MENGUPAS SAJAK-SAJAK RAHMAN EL HAKIM DALAM ANTOLOGI PENGAKUAN
06.12.00
MENGUPAS SAJAK-SAJAK RAHMAN EL HAKIM
DALAM ANTOLOGI PENGAKUAN
Catatan Terminal
Sastra #27
Oleh: Noorman
Panji
Memahami
sajak puisi adalah memahami keegoisan yang besarnya bisa seluas semesta pikiran
perempuan yang sedang menstruasi. Ia menuntut dipahami, tapi dengan cara yang
rumit berputar-putar. Keringkasan dalam seni berkomunikasinya justru adalah
semacam quasar kecil yang berusaha
mengendalikan seluruh isi galaksi.

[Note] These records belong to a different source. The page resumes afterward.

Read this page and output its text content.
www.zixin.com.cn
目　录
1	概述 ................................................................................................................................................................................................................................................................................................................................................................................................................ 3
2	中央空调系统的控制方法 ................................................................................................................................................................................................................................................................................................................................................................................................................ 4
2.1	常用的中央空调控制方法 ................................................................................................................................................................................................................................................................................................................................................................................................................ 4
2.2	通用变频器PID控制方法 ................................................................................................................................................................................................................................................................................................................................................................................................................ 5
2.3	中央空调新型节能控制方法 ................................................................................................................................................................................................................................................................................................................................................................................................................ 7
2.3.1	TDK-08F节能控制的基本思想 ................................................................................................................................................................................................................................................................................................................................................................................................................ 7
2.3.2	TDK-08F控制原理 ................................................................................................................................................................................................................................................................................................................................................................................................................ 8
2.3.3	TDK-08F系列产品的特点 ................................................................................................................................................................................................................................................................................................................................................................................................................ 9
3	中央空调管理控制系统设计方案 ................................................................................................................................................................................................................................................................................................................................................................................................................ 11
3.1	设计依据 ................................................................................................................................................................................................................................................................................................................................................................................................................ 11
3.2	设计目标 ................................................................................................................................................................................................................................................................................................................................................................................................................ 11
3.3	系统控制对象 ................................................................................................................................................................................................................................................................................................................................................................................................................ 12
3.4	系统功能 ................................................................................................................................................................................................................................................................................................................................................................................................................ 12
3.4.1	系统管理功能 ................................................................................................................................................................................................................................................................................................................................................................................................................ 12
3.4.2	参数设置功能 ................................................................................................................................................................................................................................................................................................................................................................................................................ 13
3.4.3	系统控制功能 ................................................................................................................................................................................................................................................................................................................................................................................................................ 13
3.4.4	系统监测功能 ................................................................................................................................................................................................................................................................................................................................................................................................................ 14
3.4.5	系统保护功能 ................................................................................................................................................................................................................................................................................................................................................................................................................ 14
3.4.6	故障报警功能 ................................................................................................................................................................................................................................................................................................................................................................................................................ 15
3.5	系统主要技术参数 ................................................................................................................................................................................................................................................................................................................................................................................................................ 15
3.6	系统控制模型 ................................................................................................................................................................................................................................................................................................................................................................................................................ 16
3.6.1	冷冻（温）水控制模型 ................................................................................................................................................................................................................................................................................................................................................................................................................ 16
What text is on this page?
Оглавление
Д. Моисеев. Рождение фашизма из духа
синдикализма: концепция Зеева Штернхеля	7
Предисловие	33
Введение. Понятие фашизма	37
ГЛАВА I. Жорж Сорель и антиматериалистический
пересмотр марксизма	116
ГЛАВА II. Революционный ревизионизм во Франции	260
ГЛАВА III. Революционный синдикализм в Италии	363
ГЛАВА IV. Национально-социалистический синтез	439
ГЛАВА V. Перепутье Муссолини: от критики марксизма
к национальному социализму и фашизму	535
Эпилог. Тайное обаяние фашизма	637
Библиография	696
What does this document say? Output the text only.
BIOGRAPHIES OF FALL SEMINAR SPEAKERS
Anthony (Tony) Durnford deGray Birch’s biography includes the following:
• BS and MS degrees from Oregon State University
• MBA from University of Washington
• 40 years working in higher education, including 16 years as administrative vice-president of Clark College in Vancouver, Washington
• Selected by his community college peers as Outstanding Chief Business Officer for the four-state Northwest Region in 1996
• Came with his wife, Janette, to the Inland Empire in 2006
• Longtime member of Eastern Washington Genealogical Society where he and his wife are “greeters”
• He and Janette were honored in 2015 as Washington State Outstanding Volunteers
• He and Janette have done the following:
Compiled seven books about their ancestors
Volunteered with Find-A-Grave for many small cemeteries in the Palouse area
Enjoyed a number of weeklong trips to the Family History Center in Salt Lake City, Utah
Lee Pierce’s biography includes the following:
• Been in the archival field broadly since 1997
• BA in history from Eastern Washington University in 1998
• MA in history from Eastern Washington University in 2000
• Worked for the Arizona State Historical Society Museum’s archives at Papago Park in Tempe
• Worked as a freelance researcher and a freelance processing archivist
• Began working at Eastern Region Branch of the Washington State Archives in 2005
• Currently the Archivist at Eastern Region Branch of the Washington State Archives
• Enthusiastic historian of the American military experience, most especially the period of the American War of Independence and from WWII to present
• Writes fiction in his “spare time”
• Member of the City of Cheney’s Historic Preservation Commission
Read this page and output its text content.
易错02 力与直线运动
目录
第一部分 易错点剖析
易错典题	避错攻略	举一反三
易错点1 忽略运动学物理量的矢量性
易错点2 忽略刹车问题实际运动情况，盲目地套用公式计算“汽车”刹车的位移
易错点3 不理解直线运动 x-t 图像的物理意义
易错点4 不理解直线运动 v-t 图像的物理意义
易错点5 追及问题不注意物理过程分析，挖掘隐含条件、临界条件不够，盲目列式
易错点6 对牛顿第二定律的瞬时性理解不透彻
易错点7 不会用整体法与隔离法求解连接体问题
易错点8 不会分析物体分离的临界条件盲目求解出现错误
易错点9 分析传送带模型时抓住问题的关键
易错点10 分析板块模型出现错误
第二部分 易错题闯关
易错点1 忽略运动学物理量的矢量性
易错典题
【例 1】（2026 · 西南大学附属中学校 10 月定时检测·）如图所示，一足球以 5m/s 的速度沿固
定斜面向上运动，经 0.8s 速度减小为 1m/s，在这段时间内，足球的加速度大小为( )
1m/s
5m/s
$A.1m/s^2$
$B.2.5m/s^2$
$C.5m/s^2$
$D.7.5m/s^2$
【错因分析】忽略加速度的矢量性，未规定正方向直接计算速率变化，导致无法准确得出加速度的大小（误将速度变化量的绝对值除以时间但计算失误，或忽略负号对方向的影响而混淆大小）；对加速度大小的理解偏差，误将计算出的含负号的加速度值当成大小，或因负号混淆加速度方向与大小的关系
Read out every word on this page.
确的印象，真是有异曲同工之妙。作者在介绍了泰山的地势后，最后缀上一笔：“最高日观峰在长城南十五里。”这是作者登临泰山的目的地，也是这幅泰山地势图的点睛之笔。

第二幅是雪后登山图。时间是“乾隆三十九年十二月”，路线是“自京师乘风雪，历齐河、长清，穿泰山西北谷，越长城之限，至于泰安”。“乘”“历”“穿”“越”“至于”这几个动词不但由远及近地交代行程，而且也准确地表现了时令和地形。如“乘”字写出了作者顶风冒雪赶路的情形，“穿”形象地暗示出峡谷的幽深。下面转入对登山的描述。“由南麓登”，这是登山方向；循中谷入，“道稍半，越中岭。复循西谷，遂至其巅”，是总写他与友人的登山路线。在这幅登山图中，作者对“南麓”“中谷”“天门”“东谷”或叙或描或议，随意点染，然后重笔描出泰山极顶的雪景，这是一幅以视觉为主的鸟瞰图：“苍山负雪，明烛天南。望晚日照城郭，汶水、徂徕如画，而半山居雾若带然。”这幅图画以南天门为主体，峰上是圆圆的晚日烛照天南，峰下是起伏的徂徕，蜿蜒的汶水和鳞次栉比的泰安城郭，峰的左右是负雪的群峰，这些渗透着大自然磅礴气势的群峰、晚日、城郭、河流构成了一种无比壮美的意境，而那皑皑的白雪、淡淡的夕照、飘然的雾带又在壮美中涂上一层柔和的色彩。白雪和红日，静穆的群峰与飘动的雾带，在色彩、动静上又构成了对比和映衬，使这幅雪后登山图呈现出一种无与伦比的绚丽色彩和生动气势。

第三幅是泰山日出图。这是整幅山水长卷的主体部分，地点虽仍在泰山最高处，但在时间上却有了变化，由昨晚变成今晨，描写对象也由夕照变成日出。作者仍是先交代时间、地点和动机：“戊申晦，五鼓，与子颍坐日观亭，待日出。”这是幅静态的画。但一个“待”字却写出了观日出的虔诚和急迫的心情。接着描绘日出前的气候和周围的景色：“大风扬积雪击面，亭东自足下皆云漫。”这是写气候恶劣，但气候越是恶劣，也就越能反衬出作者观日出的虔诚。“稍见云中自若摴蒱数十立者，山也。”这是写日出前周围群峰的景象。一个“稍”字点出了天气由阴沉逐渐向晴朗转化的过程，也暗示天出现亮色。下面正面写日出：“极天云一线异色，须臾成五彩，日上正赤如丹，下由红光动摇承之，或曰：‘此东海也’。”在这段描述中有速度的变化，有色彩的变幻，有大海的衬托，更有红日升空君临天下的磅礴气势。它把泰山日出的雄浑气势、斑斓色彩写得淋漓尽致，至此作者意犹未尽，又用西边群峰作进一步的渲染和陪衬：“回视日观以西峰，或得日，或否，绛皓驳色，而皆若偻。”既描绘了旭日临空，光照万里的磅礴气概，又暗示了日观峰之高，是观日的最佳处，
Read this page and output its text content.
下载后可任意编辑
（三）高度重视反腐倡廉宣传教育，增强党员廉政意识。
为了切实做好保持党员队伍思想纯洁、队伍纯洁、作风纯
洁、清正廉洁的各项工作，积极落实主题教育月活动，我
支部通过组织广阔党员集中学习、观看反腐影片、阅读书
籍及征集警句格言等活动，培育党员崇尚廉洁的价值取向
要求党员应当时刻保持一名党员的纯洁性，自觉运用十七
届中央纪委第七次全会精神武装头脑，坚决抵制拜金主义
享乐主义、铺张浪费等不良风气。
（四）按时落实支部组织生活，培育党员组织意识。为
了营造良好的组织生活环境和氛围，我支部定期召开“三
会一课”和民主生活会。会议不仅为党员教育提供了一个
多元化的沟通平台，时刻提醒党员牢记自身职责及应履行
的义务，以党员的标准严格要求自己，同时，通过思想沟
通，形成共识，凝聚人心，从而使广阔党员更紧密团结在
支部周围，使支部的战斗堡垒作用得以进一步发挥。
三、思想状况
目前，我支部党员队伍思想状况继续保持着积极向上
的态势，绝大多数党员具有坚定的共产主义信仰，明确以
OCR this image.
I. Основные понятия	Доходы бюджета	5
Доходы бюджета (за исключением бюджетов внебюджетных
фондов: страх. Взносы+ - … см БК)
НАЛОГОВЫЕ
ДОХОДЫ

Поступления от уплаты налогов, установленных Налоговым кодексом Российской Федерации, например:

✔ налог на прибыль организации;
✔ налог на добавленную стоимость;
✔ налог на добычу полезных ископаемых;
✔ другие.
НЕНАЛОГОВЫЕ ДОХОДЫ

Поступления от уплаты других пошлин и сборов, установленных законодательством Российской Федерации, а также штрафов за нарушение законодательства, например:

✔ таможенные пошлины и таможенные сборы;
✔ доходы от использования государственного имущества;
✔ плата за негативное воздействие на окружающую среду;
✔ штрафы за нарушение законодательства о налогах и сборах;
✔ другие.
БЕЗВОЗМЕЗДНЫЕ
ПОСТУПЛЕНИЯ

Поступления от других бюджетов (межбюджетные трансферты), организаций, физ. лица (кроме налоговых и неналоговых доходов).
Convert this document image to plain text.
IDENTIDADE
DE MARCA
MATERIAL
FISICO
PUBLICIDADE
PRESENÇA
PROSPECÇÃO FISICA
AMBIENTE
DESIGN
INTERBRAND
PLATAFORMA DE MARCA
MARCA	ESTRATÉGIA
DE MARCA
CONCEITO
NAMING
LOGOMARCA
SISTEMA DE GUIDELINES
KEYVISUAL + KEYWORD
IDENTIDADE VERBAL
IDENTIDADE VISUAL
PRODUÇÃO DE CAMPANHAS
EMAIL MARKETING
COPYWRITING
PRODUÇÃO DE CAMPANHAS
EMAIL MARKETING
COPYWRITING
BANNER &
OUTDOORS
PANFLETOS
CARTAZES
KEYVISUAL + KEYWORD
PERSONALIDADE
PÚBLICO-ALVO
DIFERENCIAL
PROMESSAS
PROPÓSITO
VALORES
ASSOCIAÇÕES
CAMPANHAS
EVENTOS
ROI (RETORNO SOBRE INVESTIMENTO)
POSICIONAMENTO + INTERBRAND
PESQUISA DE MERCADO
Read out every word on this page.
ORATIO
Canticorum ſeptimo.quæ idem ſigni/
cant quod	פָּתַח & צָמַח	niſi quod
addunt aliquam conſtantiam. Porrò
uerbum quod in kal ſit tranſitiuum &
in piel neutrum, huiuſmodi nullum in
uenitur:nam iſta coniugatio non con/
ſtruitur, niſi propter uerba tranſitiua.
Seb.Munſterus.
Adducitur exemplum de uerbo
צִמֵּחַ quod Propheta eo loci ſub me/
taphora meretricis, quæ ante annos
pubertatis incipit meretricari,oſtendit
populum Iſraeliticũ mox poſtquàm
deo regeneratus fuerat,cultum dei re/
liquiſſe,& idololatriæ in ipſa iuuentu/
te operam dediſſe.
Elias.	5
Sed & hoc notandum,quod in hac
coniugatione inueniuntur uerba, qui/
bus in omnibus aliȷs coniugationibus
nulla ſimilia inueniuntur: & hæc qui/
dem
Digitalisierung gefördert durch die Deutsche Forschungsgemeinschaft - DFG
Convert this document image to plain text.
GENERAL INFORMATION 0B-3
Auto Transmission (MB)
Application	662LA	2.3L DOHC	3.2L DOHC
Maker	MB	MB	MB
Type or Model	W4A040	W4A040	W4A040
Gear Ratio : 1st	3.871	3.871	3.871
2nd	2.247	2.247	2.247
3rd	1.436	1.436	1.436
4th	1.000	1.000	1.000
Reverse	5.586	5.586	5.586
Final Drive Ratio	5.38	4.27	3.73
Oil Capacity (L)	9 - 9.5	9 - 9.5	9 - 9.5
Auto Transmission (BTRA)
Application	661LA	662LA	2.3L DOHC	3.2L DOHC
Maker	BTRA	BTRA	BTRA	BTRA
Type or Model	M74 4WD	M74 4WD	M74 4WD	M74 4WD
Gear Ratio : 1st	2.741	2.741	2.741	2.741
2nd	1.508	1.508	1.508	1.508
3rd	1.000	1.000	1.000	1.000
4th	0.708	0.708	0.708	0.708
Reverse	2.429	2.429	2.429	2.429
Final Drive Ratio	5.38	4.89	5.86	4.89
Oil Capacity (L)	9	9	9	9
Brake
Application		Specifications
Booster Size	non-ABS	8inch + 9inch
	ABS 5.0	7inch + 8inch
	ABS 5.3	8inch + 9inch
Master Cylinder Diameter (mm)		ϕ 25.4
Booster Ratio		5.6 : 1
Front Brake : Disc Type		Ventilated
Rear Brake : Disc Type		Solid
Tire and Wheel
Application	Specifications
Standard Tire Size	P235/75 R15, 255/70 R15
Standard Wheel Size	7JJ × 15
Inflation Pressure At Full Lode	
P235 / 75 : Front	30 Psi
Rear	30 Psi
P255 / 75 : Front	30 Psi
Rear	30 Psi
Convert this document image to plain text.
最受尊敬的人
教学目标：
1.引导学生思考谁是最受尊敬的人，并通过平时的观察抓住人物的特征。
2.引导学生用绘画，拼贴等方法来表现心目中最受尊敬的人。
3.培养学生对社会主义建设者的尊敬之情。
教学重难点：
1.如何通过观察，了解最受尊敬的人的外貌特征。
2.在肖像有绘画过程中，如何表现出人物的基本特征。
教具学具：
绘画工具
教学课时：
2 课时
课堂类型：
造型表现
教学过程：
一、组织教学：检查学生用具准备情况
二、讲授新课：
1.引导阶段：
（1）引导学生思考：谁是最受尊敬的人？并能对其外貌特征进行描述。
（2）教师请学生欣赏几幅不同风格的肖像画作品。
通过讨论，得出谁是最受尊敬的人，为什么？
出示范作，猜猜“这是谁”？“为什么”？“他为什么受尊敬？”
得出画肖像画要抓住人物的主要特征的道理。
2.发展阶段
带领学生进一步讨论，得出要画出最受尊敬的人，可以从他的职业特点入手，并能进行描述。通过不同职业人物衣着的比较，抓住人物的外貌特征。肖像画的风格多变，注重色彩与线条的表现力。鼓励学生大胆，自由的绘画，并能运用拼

Seperti halnya quasar pula, puisi juga biasa dijelaskan oleh dua perkara:
kemampatan dan kepadatan yang mana keduanya menentukan seberapa besar daya
tarik yang dimiliki untuk mengendalikan benda-benda langit lainnya. Tapi,
bagaimanapun, di setiap galaksi selalu saja ada benda-benda yang ‘lebih egois’ lantas melawan arah orbital
dan menerjemahkan sendiri keinginan quasarnya. Benda-benda sendiri itu, bisa
jadi, di antaranya adalah anda dan penulis sendiri yang kadang-kadang—entah
dalam keadaan sadar atau tidak—menerjemahkan puisi karya orang lain atau
keinginan hakiki dari seorang perempuan yang sedang mens secara semena-mena dan membuat mereka senewen sendiri. Dalam
bahasa, peristiwa semena-mena itu biasa disebut sebagai subyektifitas.
Penulis,
dengan segala keterbatasannya, menyadari bahwa puisi bukanlah sesuatu yang bisa
dijangkau oleh ilmu pasti hingga bisa dinilai dengan skala tertentu. Dan bahkan
jika ada sebuah penggaris yang mampu mengukur nilai-nilai yang terkandung dalam
puisi, penggaris itu pun pasti masih bisa kena
tuduh sudah berlaku subyektif. Oleh sebab itulah sudah selayaknya sedari awal
penulis perlu memohon maaf apabila ke depannya dalam mengupas sajak-sajak
Pengakuan dari saudara Rahman El Hakim ini, meski telah berusaha untuk
seobyektif mungkin, tidak menutup kemungkinan penulis menggunakan
takaran-takaran yang bisa jadi terdengar semena-mena dan egois bagi sang
penyair maupun bagi beberapa pembacanya. Maafkanlah.
Sistematika
Puisi-puisi
dalam Pengakuan ditulis dan disusun dengan sistem kala yang nyaris periodik dan
memungkinkan bagi pembacanya untuk menebak bahwa ia sebenarnya merupakan
catatan harian pribadi—sebuah diary yang dicatat secara puitik hingga
melahirkan sajak-sajak penuh metafora. Puisi pertama ditulis tanggal 28 Januari
2012 dengan judul yang bernuansa interogatif: “Bagaimana”. Setelah itu
puisi-puisi yang lain dimasukkan secara berurutan sesuai dengan tanggal
penciptaan. Jika pencatatan Al Qur’an
(yang juga oleh sebagian kalangan dianggap sebagai kitab sastrawi) ditulis
dengan sistematika yang sama seperti buku ini, maka ayat pertama yang ditulis
adalah “iqra’ bismikalladzi khalaq!”,
yang merupakan wahyu pertama, dan bukan “bismillahirrahmaanirraahim”.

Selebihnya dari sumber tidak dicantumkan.